Why You Shouldn’t Worry About Retention
Not long ago, Human Resources Executive conducted a study showing what HR leaders are worried about.
And for the first time, retention pushed to the top of the list.
“The number of job openings in the U.S. fell from 7.6 million in January 2019 to 6.8 million in January 2020,” wrote HRE’s Carol Patton, noodling on whether the diminished job openings means an easing of the talent wars. “But regardless of what those numbers reflect, HR professionals continue to worry about maintaining a skilled workforce.”
It’s an understandable worry, if perhaps a little misplaced. Not that hanging on to people isn’t important – especially skilled people, especially now in single-digit unemployment. But can you really impact retention directly? Maybe not.
Take a look at the rest of the things leaders are worried about, in numerical order from most to least:
- 43%: Developing leaders and succession planning
- 36%: Improving the employee experience
- 32%: Driving culture change
- 25%: Driving innovation
On a list, those look like separate things.
But together, they form a talent strategy. Each one of those elements fuels retention. Take developing leaders and succession planning. We know from our Working Learner Index that development is at the top of employees’ list. Three quarters said a tuition reimbursement program is something they’d stay for. More than 60% said such benefits make them happier at work.

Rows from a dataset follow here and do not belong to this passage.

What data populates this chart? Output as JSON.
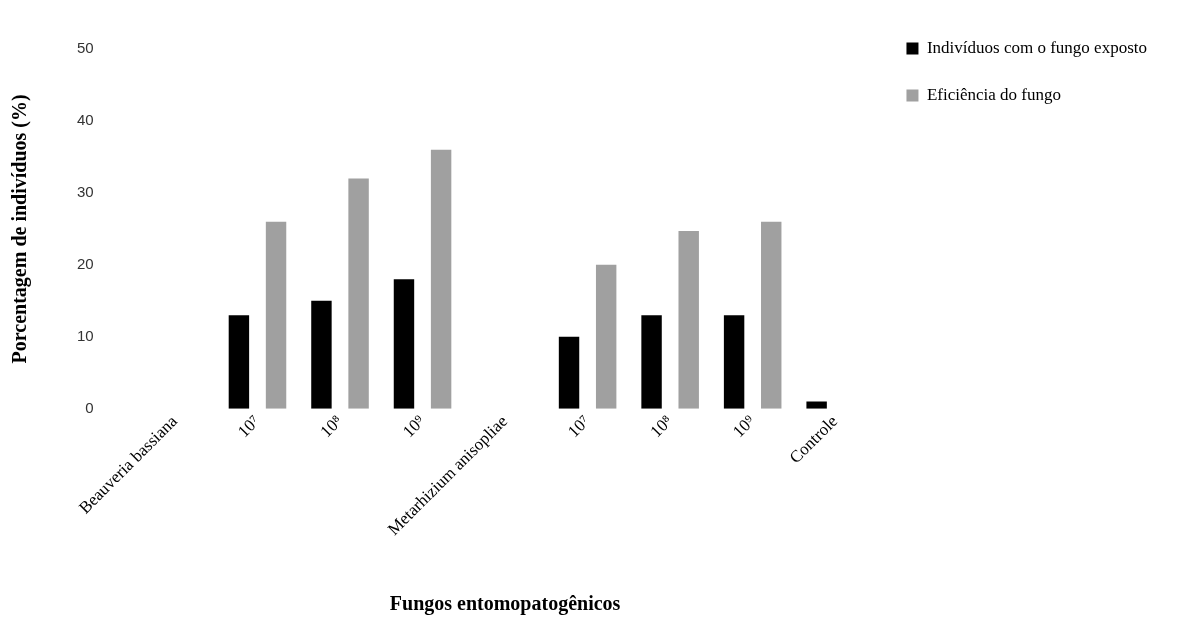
{
  "chart_data": {
    "type": "bar",
    "xlabel": "Fungos entomopatogênicos",
    "ylabel": "Porcentagem de indivíduos (%)",
    "categories": [
      "Beauveria bassiana",
      "10⁷",
      "10⁸",
      "10⁹",
      "Metarhizium anisopliae",
      "10⁷",
      "10⁸",
      "10⁹",
      "Controle"
    ],
    "series": [
      {
        "name": "Indivíduos com o fungo exposto",
        "color": "#000000",
        "values": [
          null,
          13,
          15,
          18,
          null,
          10,
          13,
          13,
          1
        ]
      },
      {
        "name": "Eficiência do fungo",
        "color": "#a0a0a0",
        "values": [
          null,
          26,
          32,
          36,
          null,
          20,
          24.7,
          26,
          null
        ]
      }
    ],
    "ylim": [
      0,
      50
    ],
    "yticks": [
      0,
      10,
      20,
      30,
      40,
      50
    ],
    "grid": false,
    "legend": "right"
  }
}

Same for the rest of the list – everyone wants a good employee experience. Better culture? Who doesn’t want that? It’s not that you shouldn’t be concerned about people leaving; but it’s why they’re leaving that’s the bigger problem. Under the heading of “things you can control,” start with culture change, and work your way up.

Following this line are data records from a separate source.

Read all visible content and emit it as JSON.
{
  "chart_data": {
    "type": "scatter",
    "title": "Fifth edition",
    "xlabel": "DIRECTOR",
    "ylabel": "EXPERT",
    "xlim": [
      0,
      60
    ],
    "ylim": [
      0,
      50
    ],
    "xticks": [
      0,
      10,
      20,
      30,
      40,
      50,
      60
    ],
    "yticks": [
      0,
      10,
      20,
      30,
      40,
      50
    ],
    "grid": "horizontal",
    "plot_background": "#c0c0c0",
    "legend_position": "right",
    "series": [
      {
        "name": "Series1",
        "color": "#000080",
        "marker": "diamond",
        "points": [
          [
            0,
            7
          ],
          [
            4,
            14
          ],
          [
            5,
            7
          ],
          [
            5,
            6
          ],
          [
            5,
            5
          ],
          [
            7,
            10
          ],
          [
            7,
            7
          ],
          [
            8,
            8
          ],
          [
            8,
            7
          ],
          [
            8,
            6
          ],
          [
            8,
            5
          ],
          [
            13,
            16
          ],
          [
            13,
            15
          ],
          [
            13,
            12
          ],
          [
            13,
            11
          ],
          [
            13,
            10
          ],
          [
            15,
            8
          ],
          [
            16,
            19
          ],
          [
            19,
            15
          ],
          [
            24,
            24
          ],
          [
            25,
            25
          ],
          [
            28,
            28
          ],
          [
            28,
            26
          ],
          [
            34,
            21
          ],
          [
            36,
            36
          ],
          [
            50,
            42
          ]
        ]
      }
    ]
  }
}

“There’s no shortage of triggers causing people to quit,” writes HRE. “Some respondents blame outdated technologies and manually intensive processes. Others mention such contributing factors as high benefit costs, weak managers or leadership, poor communication or a toxic culture where core values and responsibilities are not clearly defined or even widely accepted by the workforce.”
It all synchs up with another study we did -- our Dream Company study, showing that where people work is more important than what they do. People, according to findings, prioritize support for well-being, professional development, and work/life balance in job choices. And they’ll stay for those elements, with people in Dream Companies 300% less likely (13% vs. 52%) than those not in their Dream Company to be looking for a job.
Here’s one last point: if you shore up the elements employees care about, you’ll not only keep skilled employees, you’ll keep engaged employees (another benefit of Dream Companies) – the kind that are creative and innovative. And that will outlast any economy.
So yes, we all want to keep our great people. But retention on its own isn’t fixable. It’s the things that fuel retention that we can work on.
Worry about the things that make people want to stay (or go) – the development, the employee experience, the culture, the creative atmosphere. Retention...that will take care of itself.